Is the love of both of those genres something you get to channel in Sepultura?

In a way, I mean I’m not going to come out with a rap song. That would be kind of phony because I’m not a good rapper (laughs). I’m influenced by a lot of the flow, the rhythms and the beat of the lyrical content that’s in good rap. It’s really interesting that does have an influence for sure. Especially hardcore, you can hear that in a lot of Sepultura and that will always be something in the mix.

So with these newer bands on the bill (like Fit For An Autopsy) and with modern metal seeping its way into Sepultura slowly over the years, what are your listening habits these days?

It’s all over the place really. Fit For An Autopsy were a band that I had never heard of until we were doing the tour and I really started listening to them and I thought “Wow this is great” and live it’s even better, so this was a pleasant surprise. Goatwhore are fucking fantastic as well. They’re a band that I didn’t know too much about, but it’s word of mouth a lot of the time with these bands. I’m still influenced heavily by bands like Opeth, all their stuff is always really interesting. There’s this hardcore-type band called Turnstile who are really cool and their new album is great and I love the energy when I watch videos of them.

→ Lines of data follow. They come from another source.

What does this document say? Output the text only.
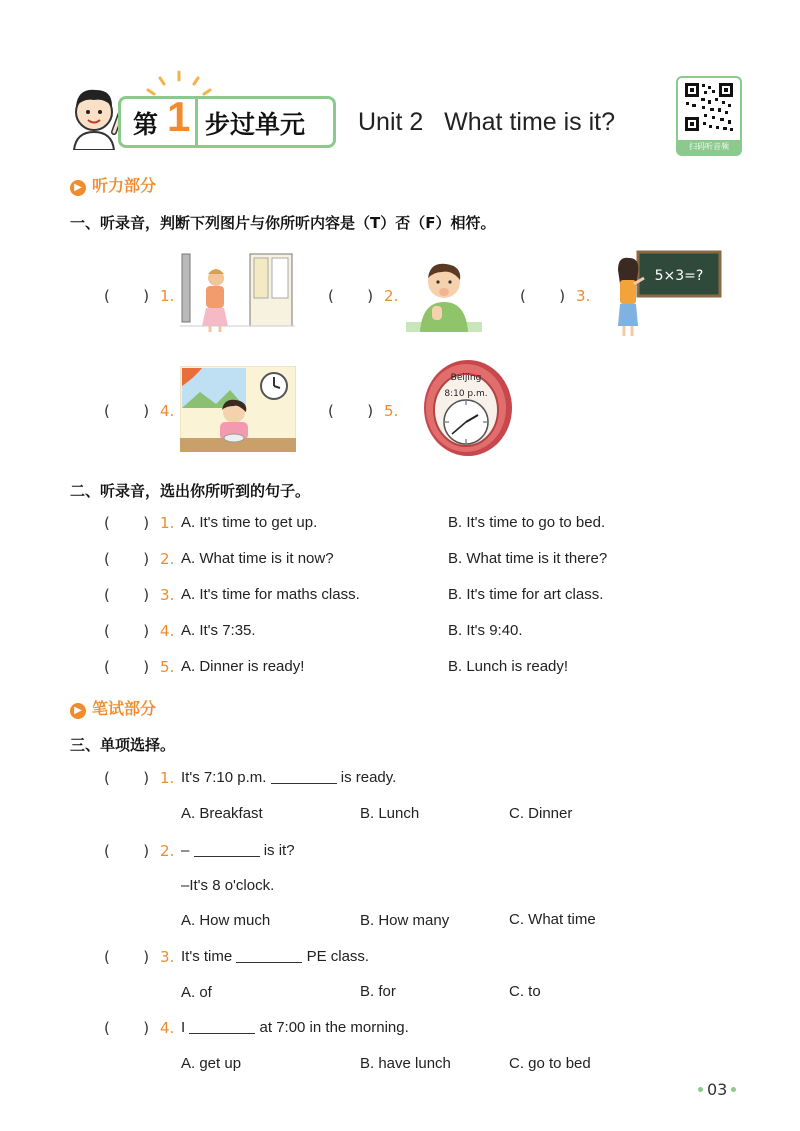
第 1 步过单元 Unit 2   What time is it?
扫码听音频
▶ 听力部分
一、听录音，判断下列图片与你所听内容是（T）否（F）相符。
(       ) 1.	(       ) 2.	(       ) 3.
5×3=?
(       ) 4.	(       ) 5.
Beijing
8:10 p.m.
二、听录音，选出你所听到的句子。
(       ) 1. A. It's time to get up.	B. It's time to go to bed.
(       ) 2. A. What time is it now?	B. What time is it there?
(       ) 3. A. It's time for maths class.	B. It's time for art class.
(       ) 4. A. It's 7:35.	B. It's 9:40.
(       ) 5. A. Dinner is ready!	B. Lunch is ready!
▶ 笔试部分
三、单项选择。
(       ) 1. It's 7:10 p.m.	is ready.
A. Breakfast	B. Lunch	C. Dinner
(       ) 2. –	is it?
–It's 8 o'clock.
A. How much	B. How many	C. What time
(       ) 3. It's time	PE class.
A. of	B. for	C. to
(       ) 4. I	at 7:00 in the morning.
A. get up	B. have lunch	C. go to bed
03
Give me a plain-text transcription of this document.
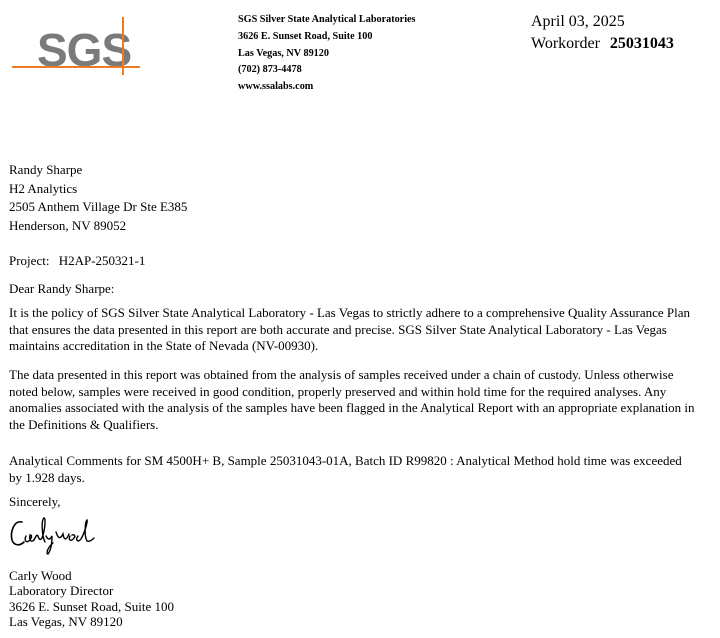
SGS
SGS Silver State Analytical Laboratories
3626 E. Sunset Road, Suite 100
Las Vegas, NV 89120
(702) 873-4478
www.ssalabs.com
April 03, 2025
Workorder 25031043
Randy Sharpe
H2 Analytics
2505 Anthem Village Dr Ste E385
Henderson, NV 89052
Project: H2AP-250321-1
Dear Randy Sharpe:
It is the policy of SGS Silver State Analytical Laboratory - Las Vegas to strictly adhere to a comprehensive Quality Assurance Plan
that ensures the data presented in this report are both accurate and precise. SGS Silver State Analytical Laboratory - Las Vegas
maintains accreditation in the State of Nevada (NV-00930).
The data presented in this report was obtained from the analysis of samples received under a chain of custody. Unless otherwise
noted below, samples were received in good condition, properly preserved and within hold time for the required analyses. Any
anomalies associated with the analysis of the samples have been flagged in the Analytical Report with an appropriate explanation in
the Definitions & Qualifiers.
Analytical Comments for SM 4500H+ B, Sample 25031043-01A, Batch ID R99820 : Analytical Method hold time was exceeded
by 1.928 days.
Sincerely,
Carly Wood
Laboratory Director
3626 E. Sunset Road, Suite 100
Las Vegas, NV 89120
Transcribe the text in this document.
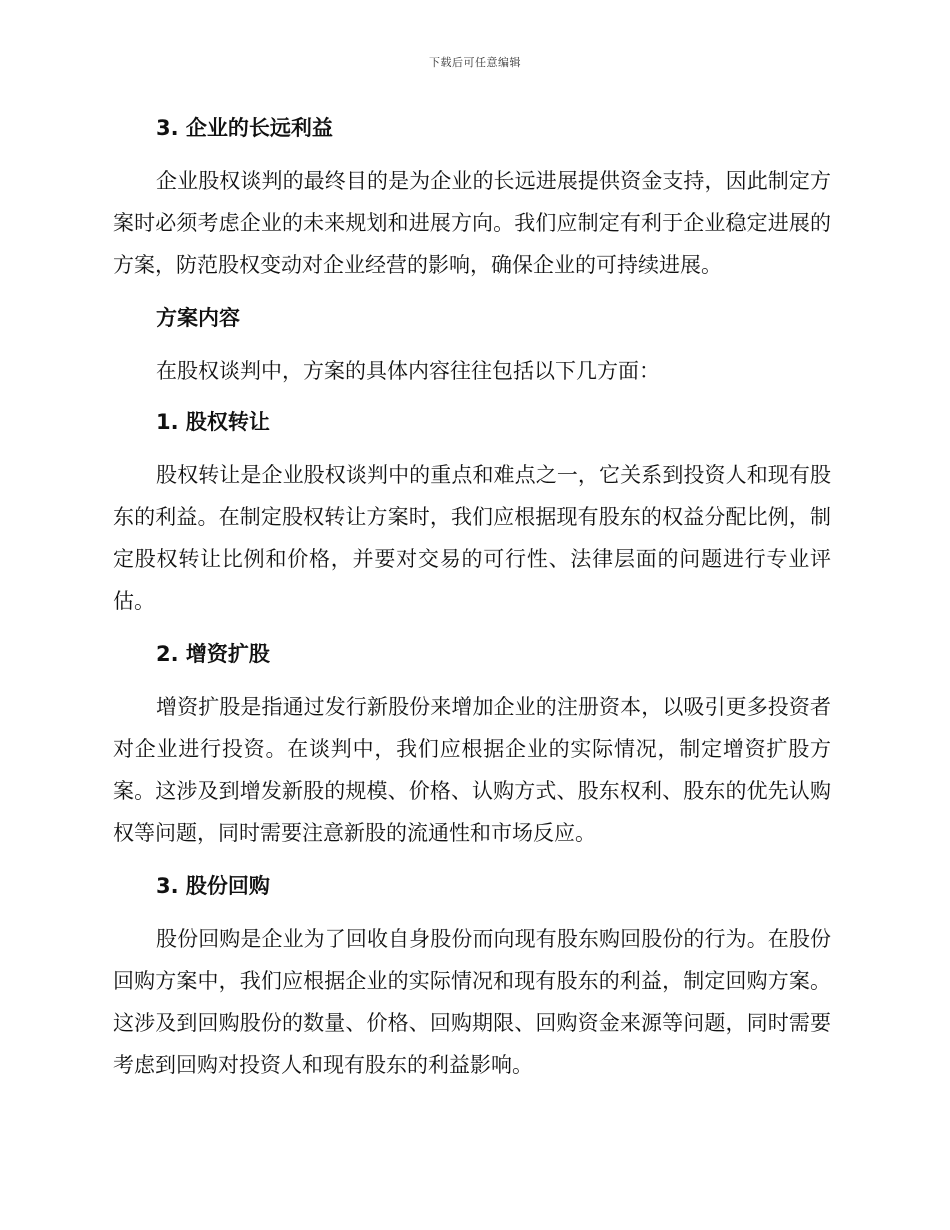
下载后可任意编辑
3. 企业的长远利益
企业股权谈判的最终目的是为企业的长远进展提供资金支持，因此制定方案时必须考虑企业的未来规划和进展方向。我们应制定有利于企业稳定进展的方案，防范股权变动对企业经营的影响，确保企业的可持续进展。
方案内容
在股权谈判中，方案的具体内容往往包括以下几方面：
1. 股权转让
股权转让是企业股权谈判中的重点和难点之一，它关系到投资人和现有股东的利益。在制定股权转让方案时，我们应根据现有股东的权益分配比例，制定股权转让比例和价格，并要对交易的可行性、法律层面的问题进行专业评估。
2. 增资扩股
增资扩股是指通过发行新股份来增加企业的注册资本，以吸引更多投资者对企业进行投资。在谈判中，我们应根据企业的实际情况，制定增资扩股方案。这涉及到增发新股的规模、价格、认购方式、股东权利、股东的优先认购权等问题，同时需要注意新股的流通性和市场反应。
3. 股份回购
股份回购是企业为了回收自身股份而向现有股东购回股份的行为。在股份回购方案中，我们应根据企业的实际情况和现有股东的利益，制定回购方案。这涉及到回购股份的数量、价格、回购期限、回购资金来源等问题，同时需要考虑到回购对投资人和现有股东的利益影响。
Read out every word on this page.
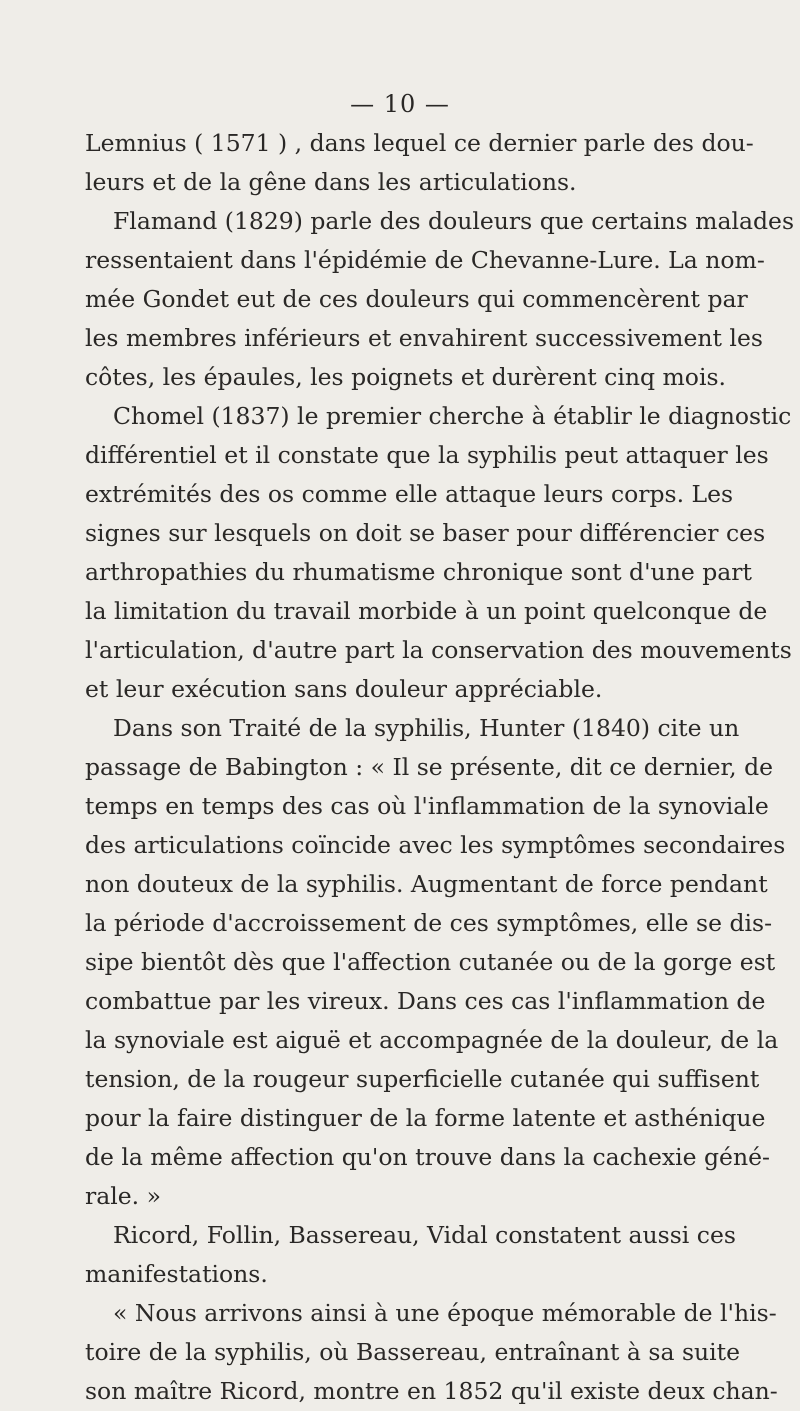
— 10 —
Lemnius ( 1571 ) , dans lequel ce dernier parle des dou-
leurs et de la gêne dans les articulations.
Flamand (1829) parle des douleurs que certains malades
ressentaient dans l'épidémie de Chevanne-Lure. La nom-
mée Gondet eut de ces douleurs qui commencèrent par
les membres inférieurs et envahirent successivement les
côtes, les épaules, les poignets et durèrent cinq mois.
Chomel (1837) le premier cherche à établir le diagnostic
différentiel et il constate que la syphilis peut attaquer les
extrémités des os comme elle attaque leurs corps. Les
signes sur lesquels on doit se baser pour différencier ces
arthropathies du rhumatisme chronique sont d'une part
la limitation du travail morbide à un point quelconque de
l'articulation, d'autre part la conservation des mouvements
et leur exécution sans douleur appréciable.
Dans son Traité de la syphilis, Hunter (1840) cite un
passage de Babington : « Il se présente, dit ce dernier, de
temps en temps des cas où l'inflammation de la synoviale
des articulations coïncide avec les symptômes secondaires
non douteux de la syphilis. Augmentant de force pendant
la période d'accroissement de ces symptômes, elle se dis-
sipe bientôt dès que l'affection cutanée ou de la gorge est
combattue par les vireux. Dans ces cas l'inflammation de
la synoviale est aiguë et accompagnée de la douleur, de la
tension, de la rougeur superficielle cutanée qui suffisent
pour la faire distinguer de la forme latente et asthénique
de la même affection qu'on trouve dans la cachexie géné-
rale. »
Ricord, Follin, Bassereau, Vidal constatent aussi ces
manifestations.
« Nous arrivons ainsi à une époque mémorable de l'his-
toire de la syphilis, où Bassereau, entraînant à sa suite
son maître Ricord, montre en 1852 qu'il existe deux chan-
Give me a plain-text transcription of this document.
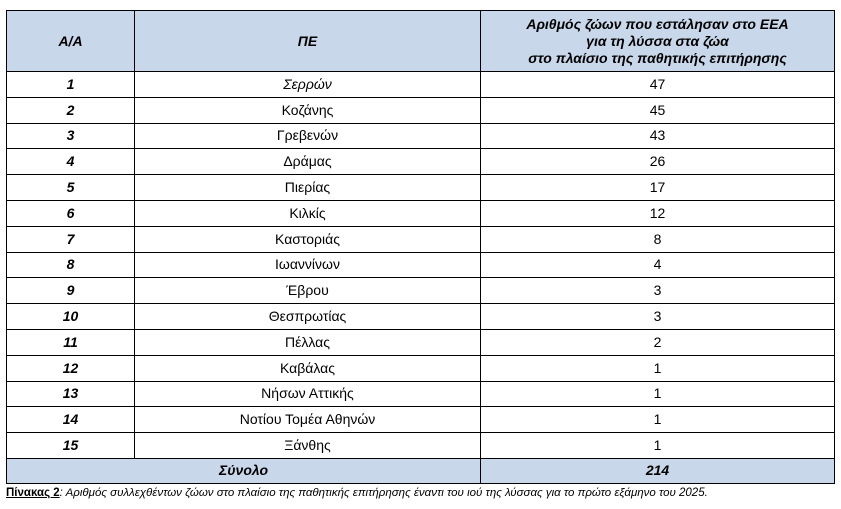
Α/Α	ΠΕ	Αριθμός ζώων που εστάλησαν στο ΕΕΑ
για τη λύσσα στα ζώα
στο πλαίσιο της παθητικής επιτήρησης

1	Σερρών	47
2	Κοζάνης	45
3	Γρεβενών	43
4	Δράμας	26
5	Πιερίας	17
6	Κιλκίς	12
7	Καστοριάς	8
8	Ιωαννίνων	4
9	Έβρου	3
10	Θεσπρωτίας	3
11	Πέλλας	2
12	Καβάλας	1
13	Νήσων Αττικής	1
14	Νοτίου Τομέα Αθηνών	1
15	Ξάνθης	1
Σύνολο		214
Πίνακας 2: Αριθμός συλλεχθέντων ζώων στο πλαίσιο της παθητικής επιτήρησης έναντι του ιού της λύσσας για το πρώτο εξάμηνο του 2025.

Are you into Code Orange per chance?

Yes. I thought the first album was really cool and I love the vocals, I just want them louder! (laughs). The newest album is really cool as well, they have a lot of energy and I’d like to see them live. Power Trip are another band I’d like to see live. I’ve really appreciated their last few albums, they’re really awesome.

Well you’ve had the album out a year, done a bunch of tours, what’s up next for the band?

Well, after this we may go to Brazil and play a few shows and then maybe have a tour in Australia, New Zealand, Japan. We’re going to be playing Australia and New Zealand with Death Angel, then we’re coming back to Europe for some Summer festivals in August so we’re pretty busy till the end of the year. In the Fall we’re planning on doing something in North America, we have a documentary movie coming out in Fall. We have a load of live footage from the Rock in Rio show that we want to put out as a package in August.

Is this documentary around the Machine Messiah time or is it more of a historical one?

It’s on the whole history of the band and it’ll show why the band are still relevant, what we’ve been doing and why we’re still here. It’s called Endurance. It’s really interesting because we had a lot of guest people speaking about their experiences with the band, Corey Taylor from Slipknot, Scott Ian from Anthrax, Lars Ulrich from Metallica. It’s really interesting and it’s showing how the band came to where it is right now and why it’s still going. There’s some live footage from the 30 year live anniversary show and in between you see stuff from the the Live in São Paolo show. It’s pretty cool, even for people who aren’t into metal just to see this really incredible journey. So that’s coming in the Fall. It’s already been shown all around the world at film festivals and stuff like that but it’s finally coming out for mass public viewing.

So with that in mind, what’s it like to be in Sepultura right now?

It’s fucking great man. It’s such a great combination with the label being so supportive. There’s a lot of chaos going on behind the scenes but it stays stable. I think that helps with the evolution of the band. We’re just in a very good spot, we’re excited about even writing the new album, there’s ideas flowing much earlier before than ever so I think it’s the best position to be in Sepultura and we’ve really worked so hard to get to this point. I think a lot of people can see that growth and respect that, which is also super important as musicians.